USS New Bedford (PF-71), a , was the first ship of the United States Navy to be named for New Bedford, Massachusetts.

==Construction==
New Bedford (PF-71) was built by the Leathem D. Smith Shipbuilding Company of Sturgeon Bay, Wisconsin, and was launched there on 29 December 1943. She was sponsored by four-year old Cynthia Zeilinski, who at the time was believed to be the youngest sponsor of a fighting ship. New Bedford was towed down the Mississippi River and ferried to Houston, Texas, for completion and fitting out. She was commissioned 18 November 1944.

==Service history==
She proceeded to Bermuda on 6 December 1944, for a month's shakedown exercises, returning to Philadelphia on 12 January 1945 for post-shakedown availability.

Departing New York on 6 February 1945, New Bedford proceeded to Oran escorting her first trans-Atlantic convoy which put safely into Oran on 23 February. On 3 March the frigate joined the anti-submarine screen of a west bound convoy, arriving Boston 20 March. She next sailed to Hampton Roads, Virginia, to pick up an east bound convoy. She departed Hampton Roads 8 April and arrived at Oran on 24 April. She made her final westbound passage on 2 May and arrived at Boston, Massachusetts, on 19 May. She was then converted for duty as a weather ship while on an availability that lasted until 31 July 1945.
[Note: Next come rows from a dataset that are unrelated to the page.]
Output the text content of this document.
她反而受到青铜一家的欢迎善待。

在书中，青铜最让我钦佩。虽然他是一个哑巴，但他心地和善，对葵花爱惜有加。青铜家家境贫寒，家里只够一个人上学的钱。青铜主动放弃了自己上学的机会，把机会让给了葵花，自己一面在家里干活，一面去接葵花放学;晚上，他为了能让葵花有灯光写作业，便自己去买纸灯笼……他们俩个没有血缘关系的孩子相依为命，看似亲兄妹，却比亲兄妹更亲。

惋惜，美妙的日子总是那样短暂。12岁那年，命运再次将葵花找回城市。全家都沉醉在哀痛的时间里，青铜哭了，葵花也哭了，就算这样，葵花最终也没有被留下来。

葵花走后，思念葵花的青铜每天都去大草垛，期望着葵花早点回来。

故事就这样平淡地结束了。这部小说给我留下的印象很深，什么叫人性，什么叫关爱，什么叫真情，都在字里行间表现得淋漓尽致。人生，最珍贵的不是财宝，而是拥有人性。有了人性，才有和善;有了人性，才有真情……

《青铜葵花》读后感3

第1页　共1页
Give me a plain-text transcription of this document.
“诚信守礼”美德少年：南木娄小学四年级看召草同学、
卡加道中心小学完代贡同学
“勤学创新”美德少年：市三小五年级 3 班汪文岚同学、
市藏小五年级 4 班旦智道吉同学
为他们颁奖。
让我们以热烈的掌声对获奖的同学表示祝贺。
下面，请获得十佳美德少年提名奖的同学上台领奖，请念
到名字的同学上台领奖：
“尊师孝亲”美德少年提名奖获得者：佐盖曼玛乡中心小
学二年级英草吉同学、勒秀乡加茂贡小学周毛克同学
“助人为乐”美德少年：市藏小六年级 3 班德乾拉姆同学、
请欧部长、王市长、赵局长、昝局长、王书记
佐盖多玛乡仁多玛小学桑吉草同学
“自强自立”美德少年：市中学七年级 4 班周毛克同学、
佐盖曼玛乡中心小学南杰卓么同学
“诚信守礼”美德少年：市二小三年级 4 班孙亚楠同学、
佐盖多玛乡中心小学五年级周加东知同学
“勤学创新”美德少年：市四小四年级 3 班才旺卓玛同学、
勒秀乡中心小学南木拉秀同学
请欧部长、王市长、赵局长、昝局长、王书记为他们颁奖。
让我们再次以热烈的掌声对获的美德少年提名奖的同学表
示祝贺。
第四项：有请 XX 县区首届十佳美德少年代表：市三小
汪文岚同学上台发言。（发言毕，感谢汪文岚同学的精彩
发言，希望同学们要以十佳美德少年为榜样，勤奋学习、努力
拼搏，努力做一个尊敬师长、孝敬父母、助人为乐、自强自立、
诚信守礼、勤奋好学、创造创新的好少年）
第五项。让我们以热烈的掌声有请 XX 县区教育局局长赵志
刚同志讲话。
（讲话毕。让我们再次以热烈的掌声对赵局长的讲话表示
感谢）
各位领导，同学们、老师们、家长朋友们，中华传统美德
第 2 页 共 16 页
She was assigned to weather patrol in the Pacific and sailed from Boston on 31 July. The war ended as she was en route from the Panama Canal Zone to Pearl Harbor, where she arrived on 27 August 1945. Three days later she departed for Guam. For the next six months, New Bedford stood regular weather station patrols, returning to Guam, her home base, only long enough to fuel, provision, and afford a period of recreation for the crew. The weather patrols were, for the most part, dull and tiring. Violent tropical storms sometimes beat her unmercifully as she stood her station. Once a Japanese destroyer on a peaceful repatriation mission was sighted.

The frigate arrived at San Francisco, California, on 10 March 1946, and then proceeded to Seattle, Washington. She was decommissioned there on 24 May 1946.